After years of building maze-like monuments to queer love, Texas-based painter Eli Ruhala is at a crossroads in his practice.

The history of art and love has very little to do with art. Art never claimed to be a profession of love, only a depiction. Perhaps the closest art came to caging love’s essence was Marina Abramović and Ulay’s ninety-day traversal of China’s Great Wall; this was, of course, because the art object existed only to cleave the last thread of their romantic relationship. Love enters art only to deliver final judgment. Love’s true entrance into art destabilizes the whole thing—they collapse each other right at the point they meet.

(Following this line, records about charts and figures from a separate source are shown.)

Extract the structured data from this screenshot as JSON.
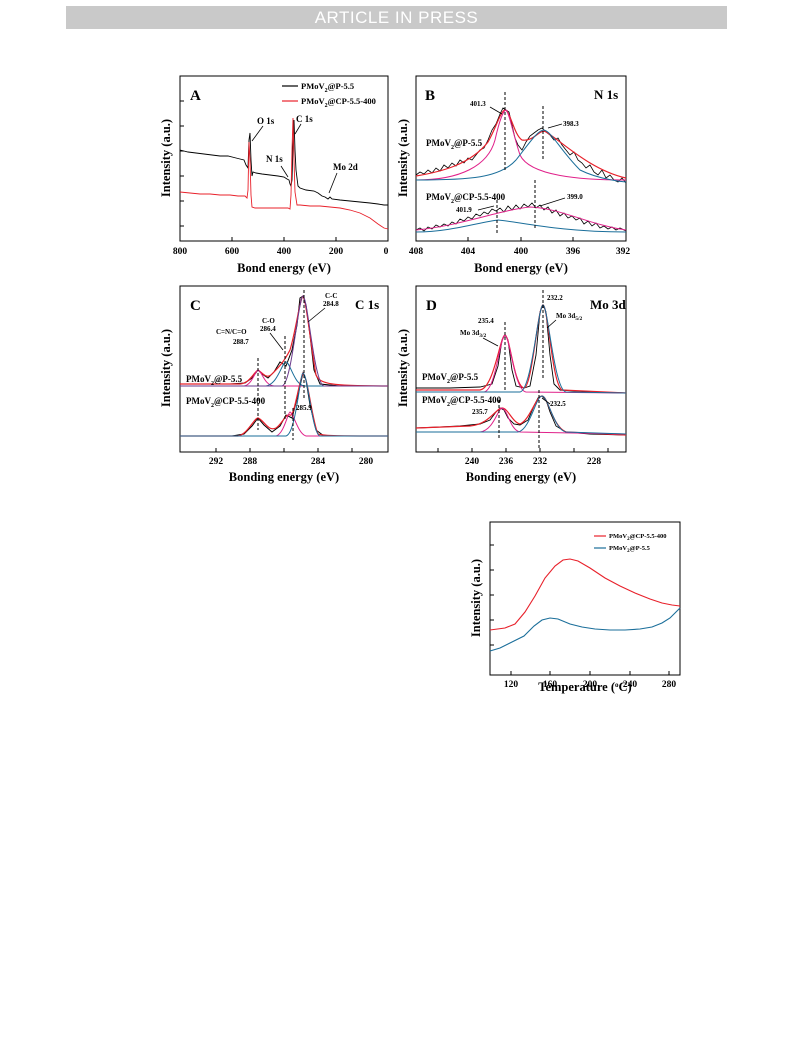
{
  "banner": "ARTICLE IN PRESS",
  "colors": {
    "black": "#000000",
    "red": "#e8202a",
    "magenta": "#e0218a",
    "blue": "#1f4e9e",
    "teal": "#1a6e9a",
    "gray": "#555555"
  },
  "panelA": {
    "letter": "A",
    "xlabel": "Bond energy (eV)",
    "ylabel": "Intensity (a.u.)",
    "xticks": [
      "800",
      "600",
      "400",
      "200",
      "0"
    ],
    "legend": [
      {
        "name_main": "PMoV",
        "name_sub": "2",
        "name_rest": "@P-5.5"
      },
      {
        "name_main": "PMoV",
        "name_sub": "2",
        "name_rest": "@CP-5.5-400"
      }
    ],
    "peaks": {
      "o1s": "O 1s",
      "n1s": "N 1s",
      "c1s": "C 1s",
      "mo2d": "Mo 2d"
    }
  },
  "panelB": {
    "letter": "B",
    "title": "N 1s",
    "xlabel": "Bond energy (eV)",
    "ylabel": "Intensity (a.u.)",
    "xticks": [
      "408",
      "404",
      "400",
      "396",
      "392"
    ],
    "labels": {
      "p1": "401.3",
      "p2": "398.3",
      "p3": "401.9",
      "p4": "399.0"
    },
    "sample1": {
      "main": "PMoV",
      "sub": "2",
      "rest": "@P-5.5"
    },
    "sample2": {
      "main": "PMoV",
      "sub": "2",
      "rest": "@CP-5.5-400"
    }
  },
  "panelC": {
    "letter": "C",
    "title": "C 1s",
    "xlabel": "Bonding energy (eV)",
    "ylabel": "Intensity (a.u.)",
    "xticks": [
      "292",
      "288",
      "284",
      "280"
    ],
    "labels": {
      "cc": "C-C",
      "cc_v": "284.8",
      "co": "C-O",
      "co_v": "286.4",
      "cn": "C=N/C=O",
      "cn_v": "288.7",
      "p4": "285.9"
    },
    "sample1": {
      "main": "PMoV",
      "sub": "2",
      "rest": "@P-5.5"
    },
    "sample2": {
      "main": "PMoV",
      "sub": "2",
      "rest": "@CP-5.5-400"
    }
  },
  "panelD": {
    "letter": "D",
    "title": "Mo 3d",
    "xlabel": "Bonding energy (eV)",
    "ylabel": "Intensity (a.u.)",
    "xticks": [
      "240",
      "236",
      "232",
      "228"
    ],
    "labels": {
      "p1": "235.4",
      "p2": "232.2",
      "p3": "235.7",
      "p4": "232.5",
      "mo32": "Mo 3d",
      "mo32_sub": "3/2",
      "mo52": "Mo 3d",
      "mo52_sub": "5/2"
    },
    "sample1": {
      "main": "PMoV",
      "sub": "2",
      "rest": "@P-5.5"
    },
    "sample2": {
      "main": "PMoV",
      "sub": "2",
      "rest": "@CP-5.5-400"
    }
  },
  "panelE": {
    "xlabel_main": "Temperature (",
    "xlabel_sup": "o",
    "xlabel_end": "C)",
    "ylabel": "Intensity (a.u.)",
    "xticks": [
      "120",
      "160",
      "200",
      "240",
      "280"
    ],
    "legend": [
      {
        "main": "PMoV",
        "sub": "2",
        "rest": "@CP-5.5-400"
      },
      {
        "main": "PMoV",
        "sub": "2",
        "rest": "@P-5.5"
      }
    ]
  }
}
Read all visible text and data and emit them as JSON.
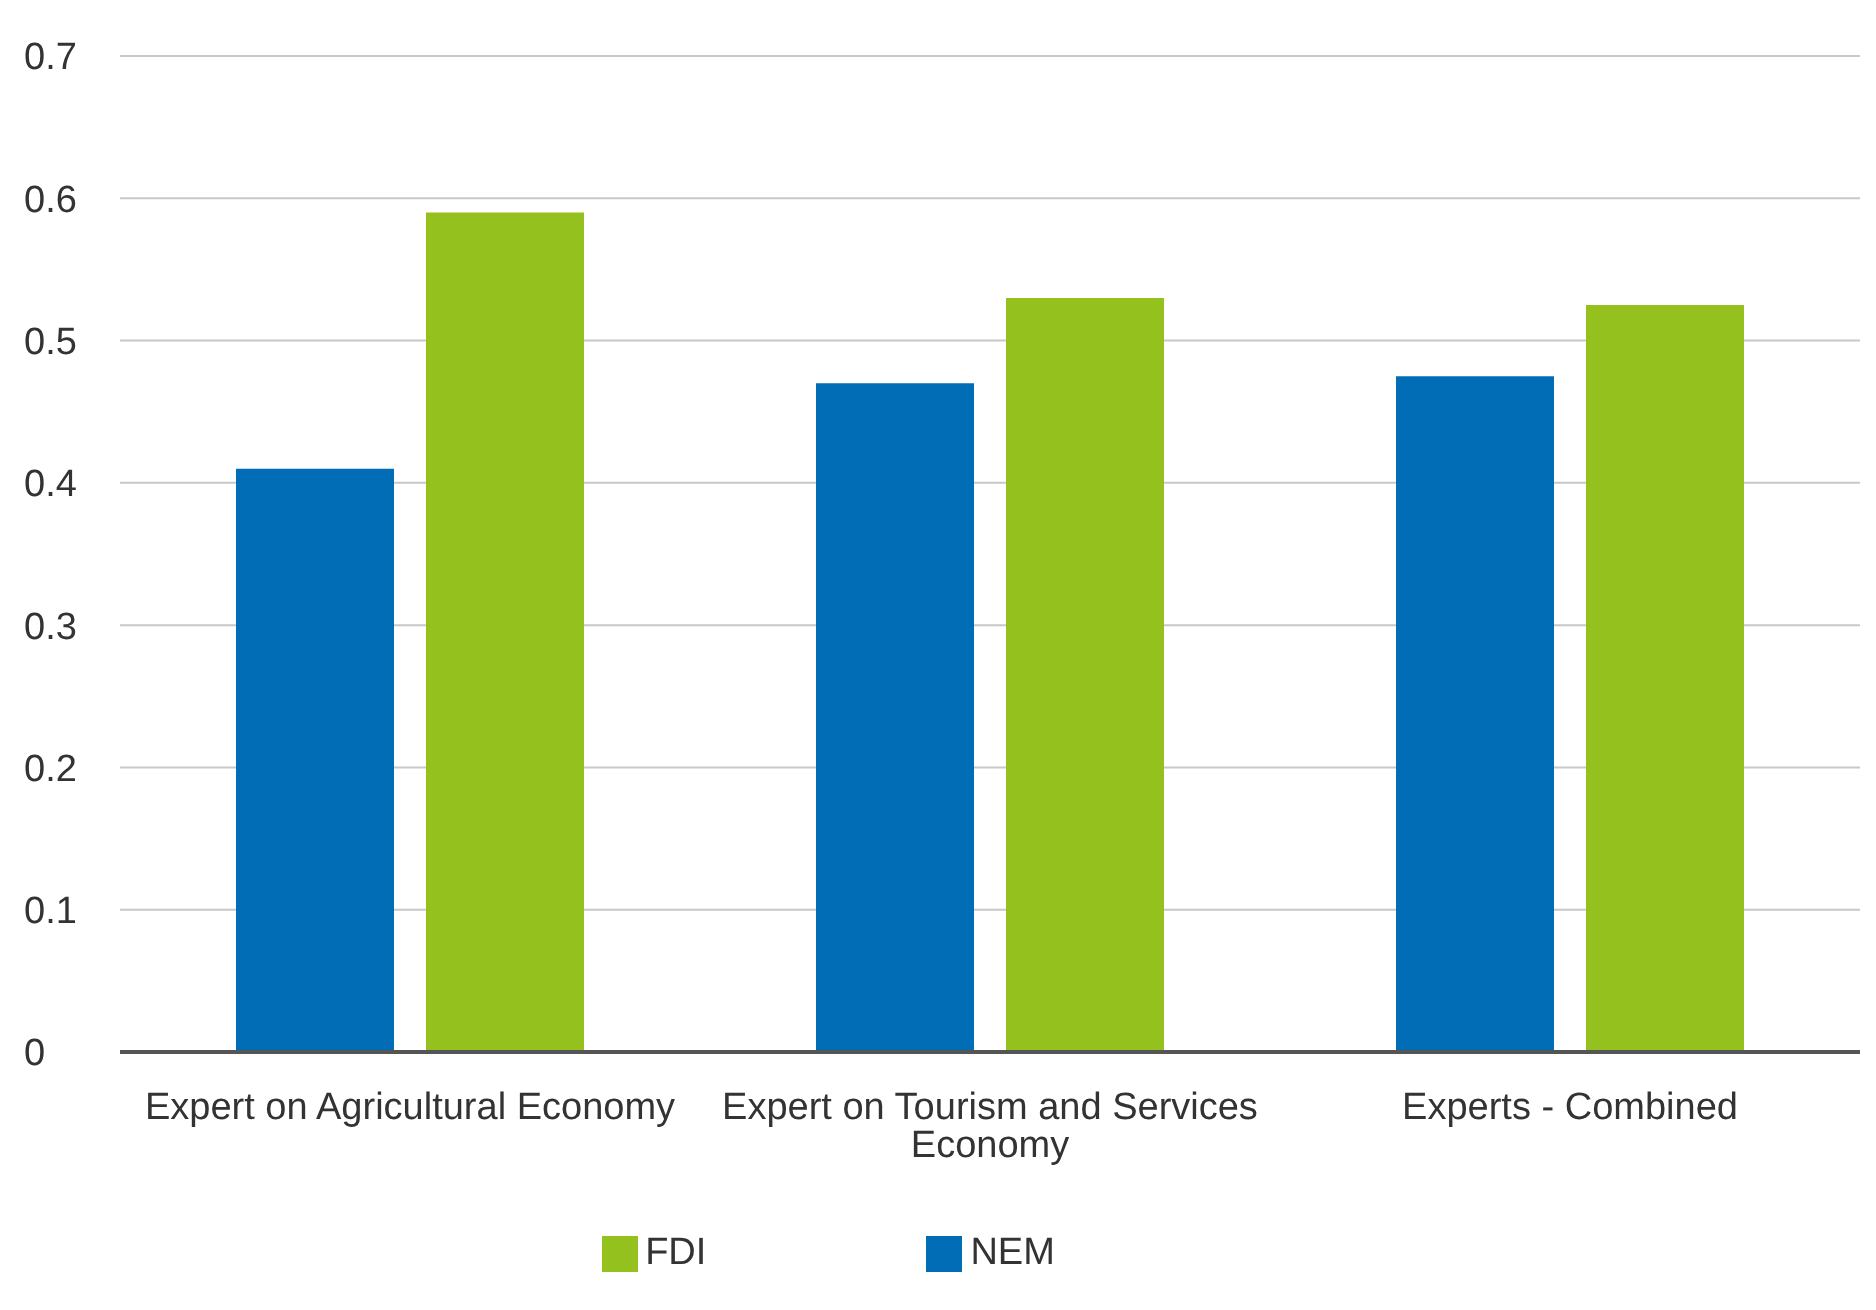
{
  "chart_data": {
    "type": "bar",
    "categories": [
      "Expert on Agricultural Economy",
      "Expert on Tourism and Services Economy",
      "Experts - Combined"
    ],
    "series": [
      {
        "name": "NEM",
        "color": "#006db6",
        "values": [
          0.41,
          0.47,
          0.475
        ]
      },
      {
        "name": "FDI",
        "color": "#95c11f",
        "values": [
          0.59,
          0.53,
          0.525
        ]
      }
    ],
    "ylim": [
      0,
      0.7
    ],
    "yticks": [
      0,
      0.1,
      0.2,
      0.3,
      0.4,
      0.5,
      0.6,
      0.7
    ],
    "grid": "y",
    "legend": "bottom"
  }
}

For Eli Ruhala, art and love were inextricable, until very recently. Through two rigorous academic programs, one at the Maryland Institute College of Art, the other at Texas Christian University, he honed a painterly devotion to those around him. For years, Ruhala had dedicated most of his practice to capturing the quotidian life of his romantic partners—now that was over.
By the time of our visit, the artist was both single and out of graduate school. It quickly became apparent that Ruhala was in the midst of significant growing pains—in short, he was post obsession. In the artist’s words: “There’s a time when you’re much more introspective, but then there’s a time to be a part of something; right now I’m in the phase of my life where I hope I can both produce great art and be part of a community again.”
Ruhala moved into his current studio out of necessity. He explains this over his shoulder as we pass through hallways of artist-leased office pods. Within twenty-four hours of vacating his graduate studio at TCU, three years’ worth of art migrated north from Fort Worth to Goldmark Cultural Center in Dallas. Goldmark has become the local shorthand: a rhetorical placeholder for these tenement-style artist complexes. They’re far cries from last century’s historic East Village squats, more suited for commuting hobbyists than skins and psychobillies. Studio buildings like Goldmark arrive on the scene pre-corporatized and sterile, trading exterior style for practicality.
Less than a month after moving in, Ruhala has commandeered more than his share of the south hallway. Outside there are oil paintings of family photos and drywall works dripping in a nostalgia the TCU program beat out of him. One painting, Mom’s Corner (2024), recreates a photograph of the artist’s mother in college. In it she’s sitting at a cluttered desk and turning over her right shoulder to meet the camera’s gaze; her Princess-Di boy cut suggests a lost member of John Hughes’s Brat Pack. Ruhala’s oil paintings fall somewhere between Gustave Courbet’s social realism and Nan Goldin’s photographic voyeurism. We are never explicitly given permission to view these intimate scenes but feel entitled to their subtle honesties. They invite us for dinner but always kick us out before the main course.
I’m incapable right now of making work that satisfies what it is that I want. The only answer I can find is, do more.
Inside the studio, there are several leaning stacks of makeshift walls and sketches scattered everywhere. These walls, made from sheets of drywall and construction wood, are actually disassembled installations, with hyper-impasto paintings rendered in pastel-colored joint compound on their faces. When set upright, these walls form absurd interiors. Viewers wander through impossible floor plans lined by Ruhala’s monumental figures. Looking around, I recognize work from Dallas Contemporary, Art League Houston, and his thesis exhibition. In his studio, these works are suddenly shy, hiding their faces in unjustified shame.
Ruhala apologizes multiple times for the “mess,” referring self-deprecatingly to the last decade or so of his work. In instances like this, with his warm, if not a little awkward, demeanor, a continuum of sincerity appears between the artist and his art—or at least a natural acumen for sincere imitation. It is something characteristic of younger children, but present in certain adults who resist ego brought on by age. As if, instead of growing up, the artist merely drew himself a bit older every year.
“I’ve been so critical of myself lately,” Ruhala says in response to a question about his current studio practice. “I’m incapable right now of making work that satisfies what it is that I want. The only answer I can find is, do more.” He’s working on a series of wall paintings for an upcoming exhibition at White Columns in New York. These new works depict a continuous, prismatic waterscape with anonymous swimmers (usually thin, queer men like the artist himself) littered across its room-sized length. Three of the nine planned panels are completed, the rest are studies taped to the wall with blue painter’s tape.
Compared to his watercolors of past lovers, most of which are absent from his studio, this new work redirects intimacy into a question of form, pattern, and color. They come from his need for free expression in the wake of constricting realities. “I want people to be more interested in what the figure is doing, instead of how they look,” he says. Like the artist himself, these figures are incognito and turned upstream, struggling against a suddenly vengeful current.